Two-Lane Blacktop Reviews
Daniel S. of Geneva, Switzerland
"Two pop stars of that period, James Taylor and Dennis Wilson as the driver and the mechanic, race against Warren Oates in a journey through the heart of America. While Taylor and Wilson hardly speak, Warren Oates has a convulsive need to talk to the numerous hitch-hikers he accepts to take for a ride in his GTO.
TWO-LANE BLACKTOP is a road movie, in the tradition of EASY RIDER and THE VANISHING POINT, but the characters don't have to prove anything, they don't even care if they make it to their final destination, Washington D.C. They cannot either be considered as rebels because they don't have an ideal to defend or an authority to face. They are tragic figures without any ideals."
Chris K. Wilson of Dallas, TX United States
"The three main characters, haunted lost souls void of identity and emotion, are played by James Taylor, Dennis Wilson and Warren Oates. Taylor and Wilson silently cruise the backroads of America looking for the next race in their 55' Chevy. They eventually meet Oates, a chattering, nervous man involved in some kind of middle-age crisis while picking up hitchikers in his GTO. These men decide to race cross country, but eventually lose interest.
Throw into this uneasy mix a young hitchiker played by Laurie Bird. She jumps back and forth between these three men, holding off their awkward advances, eventually realizing their emotionless lives are headed down an endless highway without destination.
"Two-Lane Blacktop" is a morose study of men perpetually lost on the backroads of a nameless American landscape. They are hovering ghosts, void of identity, forever searching for a meaning which cannot be found. There are no easy truths or answers in Hellman's complex odyssey. These men are trapped, their cars serving as rolling coffins, redemption seemingly around the next bend, inexorably moving further and further away.
The time period of the early 1970s and the scratchy period music moaning from the AM radio, combined with the faceless gas stations and roadside diners of numerous small towns, all contribute to the overall effect of Hellman's dark character study. "Two-Lane Blacktop" is one of the finest American films no one has ever heard of."
The existential odyssey the characters go on seems to be more about the journey than the actual destination. The conclusion is a clear example of this. Some might find this film very dull, tedious and boring. Nothing much happens. But it captures such atmosphere, mood and place.

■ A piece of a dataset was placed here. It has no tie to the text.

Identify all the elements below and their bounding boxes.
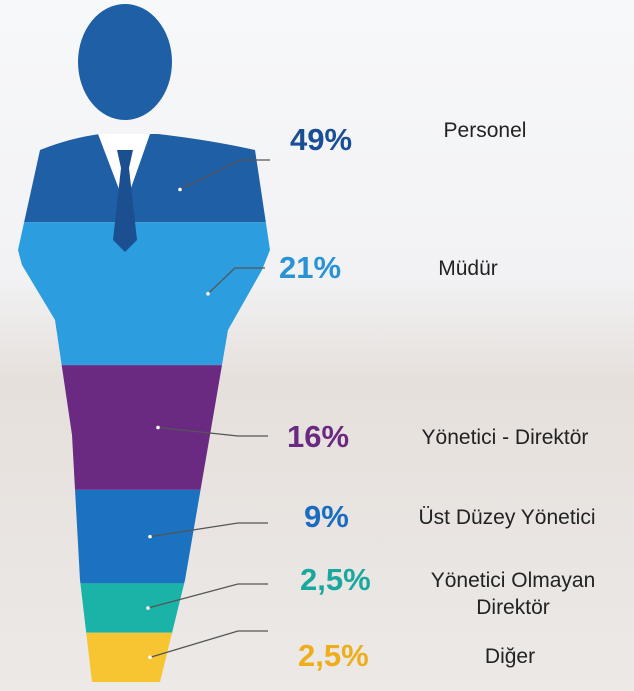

The almost-always silent brothers, the young girl who disrupts their ordinary world, the Warren Oates character who just consistently wants to pick up hitchhikers and talk their ears off; all these elements add up to a portrait of a distinct culture of the 70's. (Interestingly, both brothers were rock stars in real life, who would never act again). The film might be too understated for most, but for those who appreciate films like The Passenger and Wanda, would likely find much to celebrate.
The rest of the cast is a hippie chick trying to find her way in life, and a race car driver and his Mechanic friend. All the characters are quirky, but only Oates is truly memorable. They bounce around from place to place looking for car action, but the audience gets little of it. A lot less than you might expect. That, and the lack of memorable characters is the reason I can't hold this movie with the highest regard. If you're going to have a slow paced movie, you need engaging characters to make it worthwhile, and that only partly existed here.